Pertama, Faktor domestik, yakni kondisi dalam negeri yang semisal kemiskinan, ketidakadilan atau merasa Kecewa dengan pemerintah. Kedua, faktor internasional, yakni pengaruh lingkungan luar negeri yang memberikan daya dorong tumbuhnya sentiment keagamaan seperti ketidakadilan global, politik luar negeri yg arogan, dan imperialisme modern negara adidaya. Ketiga, faktor kultural yang sangat terkait dengan pemahaman keagamaan yang dangkal dan penafsiran kitab suci yang sempit dan leksikal (harfiyah). Sikap dan pemahaman yang radikal dan dimotivasi oleh berbagai faktor di atas seringkali menjadikan seseorang memilih untuk bergabung dalam aksi dan jaringan terorisme. Majelis Ulama Indonesia (MUI) sendiri telah mengeluarkan fatwa tentang terorisme. Menurut fatwa MUI, terorisme hukunya haram dilakukan oleh siapapun dengan tujuan apapun. Dalam fatwa MUI juga dijelaskan perbedaan secara nyata antara terorisme dengan jihad.
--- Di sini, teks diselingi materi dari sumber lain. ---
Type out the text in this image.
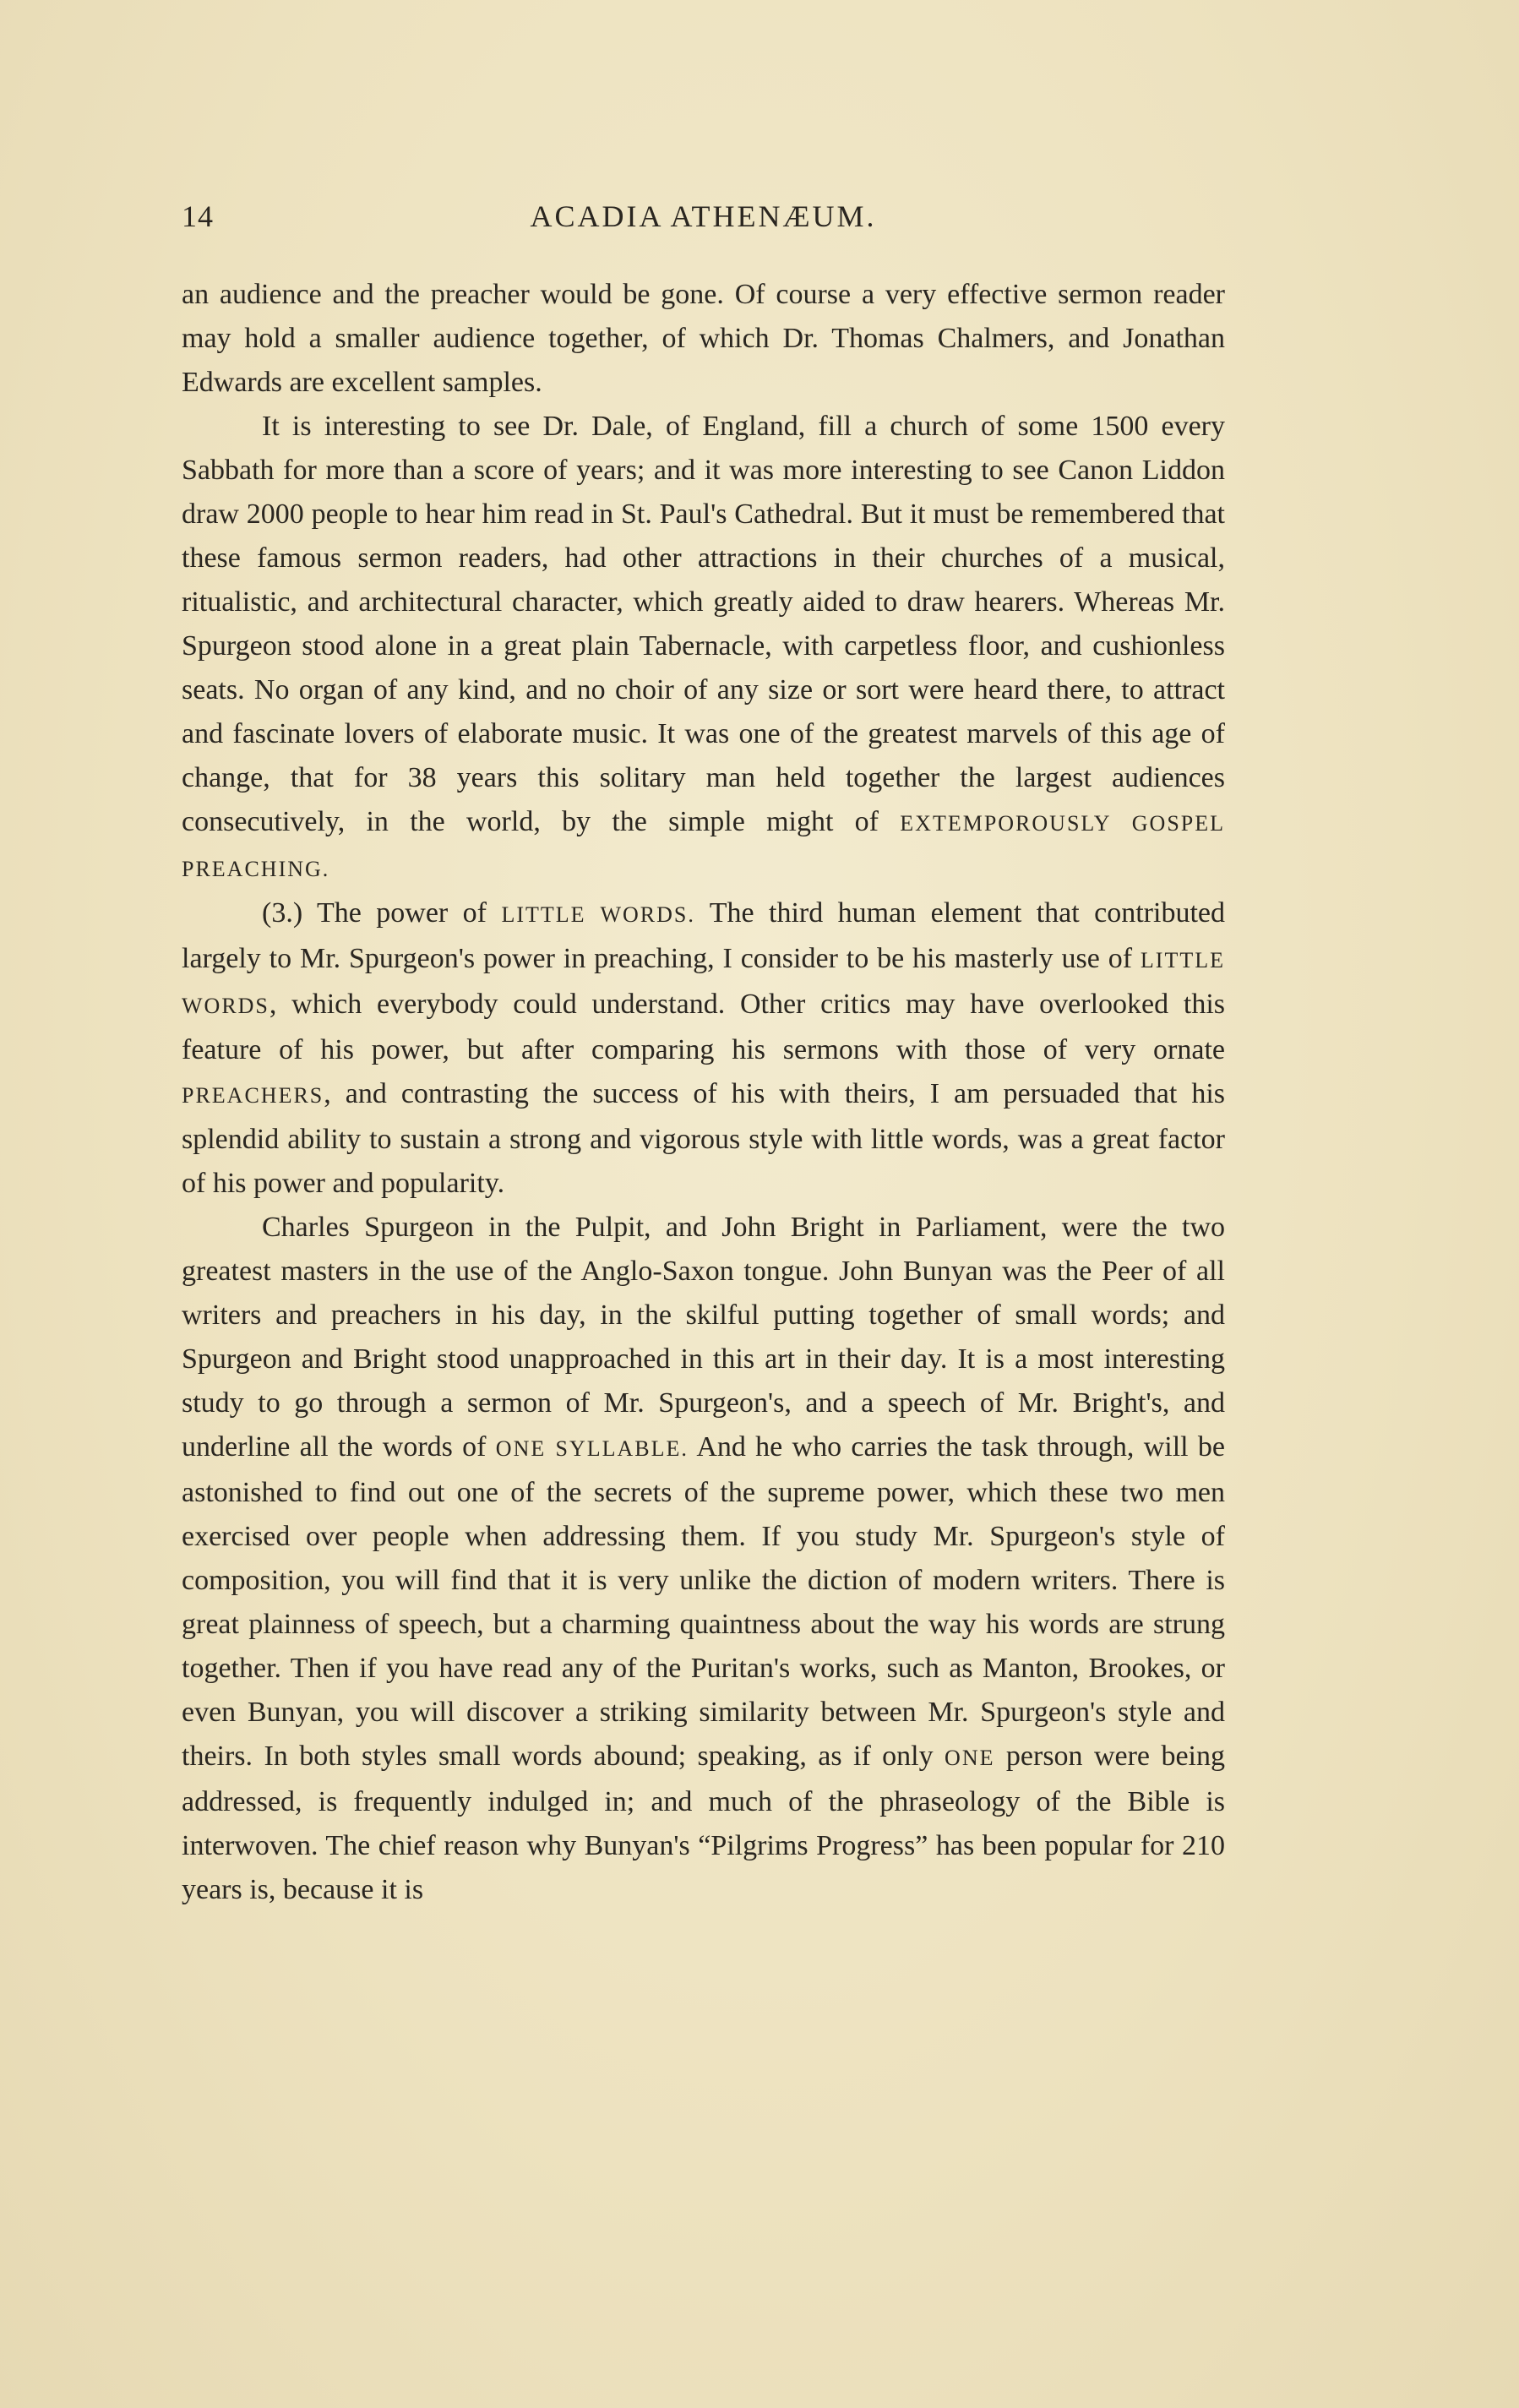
14	ACADIA ATHENÆUM.

an audience and the preacher would be gone. Of course a very effective sermon reader may hold a smaller audience together, of which Dr. Thomas Chalmers, and Jonathan Edwards are excellent samples.

It is interesting to see Dr. Dale, of England, fill a church of some 1500 every Sabbath for more than a score of years; and it was more interesting to see Canon Liddon draw 2000 people to hear him read in St. Paul's Cathedral. But it must be remembered that these famous sermon readers, had other attractions in their churches of a musical, ritualistic, and architectural character, which greatly aided to draw hearers. Whereas Mr. Spurgeon stood alone in a great plain Tabernacle, with carpetless floor, and cushionless seats. No organ of any kind, and no choir of any size or sort were heard there, to attract and fascinate lovers of elaborate music. It was one of the greatest marvels of this age of change, that for 38 years this solitary man held together the largest audiences consecutively, in the world, by the simple might of EXTEMPOROUSLY GOSPEL PREACHING.

(3.) The power of LITTLE WORDS. The third human element that contributed largely to Mr. Spurgeon's power in preaching, I consider to be his masterly use of LITTLE WORDS, which everybody could understand. Other critics may have overlooked this feature of his power, but after comparing his sermons with those of very ornate PREACHERS, and contrasting the success of his with theirs, I am persuaded that his splendid ability to sustain a strong and vigorous style with little words, was a great factor of his power and popularity.

Charles Spurgeon in the Pulpit, and John Bright in Parliament, were the two greatest masters in the use of the Anglo-Saxon tongue. John Bunyan was the Peer of all writers and preachers in his day, in the skilful putting together of small words; and Spurgeon and Bright stood unapproached in this art in their day. It is a most interesting study to go through a sermon of Mr. Spurgeon's, and a speech of Mr. Bright's, and underline all the words of ONE SYLLABLE. And he who carries the task through, will be astonished to find out one of the secrets of the supreme power, which these two men exercised over people when addressing them. If you study Mr. Spurgeon's style of composition, you will find that it is very unlike the diction of modern writers. There is great plainness of speech, but a charming quaintness about the way his words are strung together. Then if you have read any of the Puritan's works, such as Manton, Brookes, or even Bunyan, you will discover a striking similarity between Mr. Spurgeon's style and theirs. In both styles small words abound; speaking, as if only ONE person were being addressed, is frequently indulged in; and much of the phraseology of the Bible is interwoven. The chief reason why Bunyan's “Pilgrims Progress” has been popular for 210 years is, because it is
Jihad sifatnya untuk melakukan perbaikan (ishlah) sekalipun dengan cara peperangan, tujuannya menegakkan agama Allah dan/atau membela hak-hak pihak yang terzalimi, serta dilakukan dengan mengikuti aturan yang ditentukan oleh syari’at dengan sasaran musuh yang sudah jelas.
Kerentanan Anak Muda
Masa transisi krisis identitas kalangan pemuda berkemungkinan untuk mengalami apa yang disebut Quintan Wiktorowicz (2005) sebagai cognitive opening (pembukaan kognitif), sebuah proses mikro-sosiologis yang mendekatkan mereka pada penerimaan terhadap gagasan baru yang lebih radikal. Alasan-alasan seperti itulah yang menyebabkan mereka sangat rentan terhadap pengaruh dan ajakan kelompok kekerasan dan terorisme. Sementara itu, kelompok teroris menyadari problem psikologis generasi muda. Kelompok teroris memang mengincar mereka yang selalu merasa tidak puas, mudah marah dan frustasi baik terhadap kondisi sosial maupun pemerintahan.
Mereka juga telah menyediakan apa yang mereka butuhkan terkait ajaran pembenaran, solusi dan strategi meraih perubahan, dan rasa kepemilikan. Kelompok teroris juga menyediakan lingkungan, fasilitas dan perlengkapan bagi remaja yang menginginkan kegagahan dan melancarkan agenda kekerasannya. Sangat memperihatinkan ketika melihat berbagai fakta yang mempertontonkan kedekatan pemuda dengan budaya kekerasan. Beberapa contoh yang bisa disebutkan adalah meninggal di Irak saat bergabung dengan ISIS. Wildan merupakan santri di Pondok Al Islam di Tenggulun, Lamongan, yang dikelola oleh keluarga Amrozi terpidana bom Bali 2002. Dalam usianya yang masih belia pemuda asal Lamongan ini memilih mengkahiri hidupnya di tanah penuh konflik. Tidak hanya dari kalangan laki-laki, Asyahnaz Yasmin (25 tahun), termasuk satu dari 16 warga negara Indonesia yang ditangkap pemerintah Turki. Gadis asal Bandung ini setelah dipulangkan ke Indonesia, ia ditolak keluarganya dan bupati setempat. Kemensos RI pun menampungnya kembali di rumah perlindungan dan trauma centre. Dan tentu saja masih banyak cerita lainnya. Fakta-fakta tersebut memperlihatkan bagaimana kerentanan kalangan generasi muda dari keterpengaruhan ajaran sekaligus ajakan yang disebarkan oleh kelompok radika baik secara langsung maupun melalui media online yang menjadi sangat populer akhir-akhir ini. Karena itulah, upaya membentengi generasi muda dari keterpengaruhan ajaran dan ajakan kekerasan menjadi tugas bersama.